Back in 1979, George Melly reviewed an exhibition of lithographs by Peter Daglish - the review was published in the February 1979 edition of the London Magazine. This particular issue was the 25th Anniversary of the London Magazine, and had a painting of Bjorn Borg by Rosemary Taylor on its cover.
The exhibition was at the Graffiti Gallery in London and was made up of a suite of 25 lithographs entitled the Ofay Suite.
In his notes entitles "Ofay Melody" Melly wrote:
"With a rapidity approaching Picasso, and with intentions not dissimilar from that painter's loose variations in a single theme, Peter Daglish has produced twenty-five splendid black and white lithographs to be looked at in any order.

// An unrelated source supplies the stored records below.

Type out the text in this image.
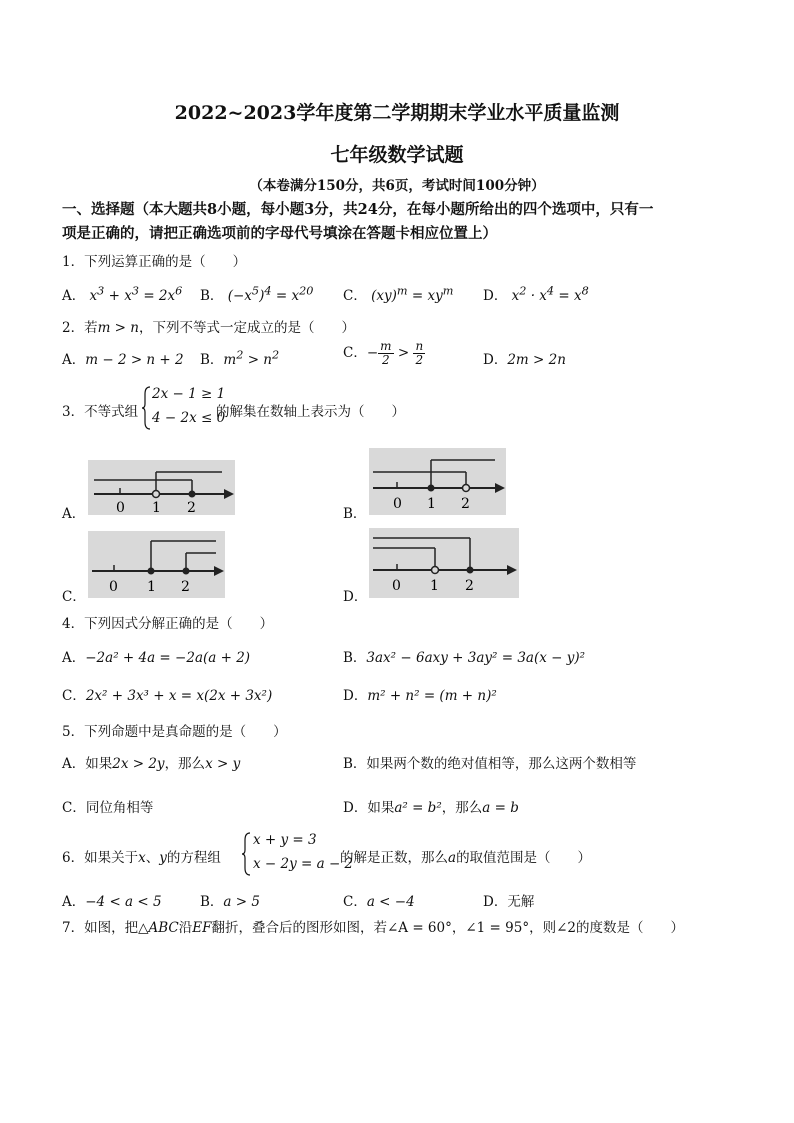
2022~2023学年度第二学期期末学业水平质量监测
七年级数学试题
（本卷满分150分，共6页，考试时间100分钟）
一、选择题（本大题共8小题，每小题3分，共24分，在每小题所给出的四个选项中，只有一
项是正确的，请把正确选项前的字母代号填涂在答题卡相应位置上）
1．下列运算正确的是（　　）
A． $x^3 + x^3 = 2x^6$ B． $(-x^5)^4 = x^{20}$ C． $(xy)^m = xy^m$ D． $x^2 \cdot x^4 = x^8$
2．若m > n，下列不等式一定成立的是（　　）
A．m − 2 > n + 2 B．$m^2 > n^2$	C．− $\frac{m}{2} > \frac{n}{2}$	D．2m > 2n
3．不等式组
2x − 1 ≥ 1
4 − 2x ≤ 0
的解集在数轴上表示为（　　）
A．	B．
C．	D．
0 1 2	0 1 2
0 1 2	0 1 2
4．下列因式分解正确的是（　　）
A．−2a² + 4a = −2a(a + 2)	B．3ax² − 6axy + 3ay² = 3a(x − y)²
C．2x² + 3x³ + x = x(2x + 3x²)	D．m² + n² = (m + n)²
5．下列命题中是真命题的是（　　）
A．如果2x > 2y，那么x > y	B．如果两个数的绝对值相等，那么这两个数相等
C．同位角相等	D．如果a² = b²，那么a = b
6．如果关于x、y的方程组
x + y = 3
x − 2y = a − 2
的解是正数，那么a的取值范围是（　　）
A．−4 < a < 5	B．a > 5	C．a < −4	D．无解
7．如图，把△ABC沿EF翻折，叠合后的图形如图，若∠A = 60°，∠1 = 95°，则∠2的度数是（　　）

In the case of every rectangle containing a man there is, either at the top or bottom, a word in a frame. Some refer to poems: "Oranges, for instance (Frank O'Hara is Daglish's favourite poet). Others to art: Vincent for example. (Daglish has also made a series of prints based on Van Gogh's "Painter on the way to work".) Jazz too. "Jellyroll" it says under the image of a thoughtful moustached man who in no way resembles Morton. The words add poetic resonance. They are also formally beautiful. In some cases letters are reversed "as in a mirror".
Melly concludes:
In whatever order these prints are arranged it would be possible to invent "a story". There would also be no point in it except as a test of ingenuity. What they are far more like is a "blues" (isolation or desertion hover). In most blues the verses can be sung in any order and still convey their meaning.
In one print "MEANWYLE" (sic) a sailor in the right-hand frame leans forward to hold the breast of the girl in the left hand frame. Contact is made. The effect is so tender that I would always wish to see this print last".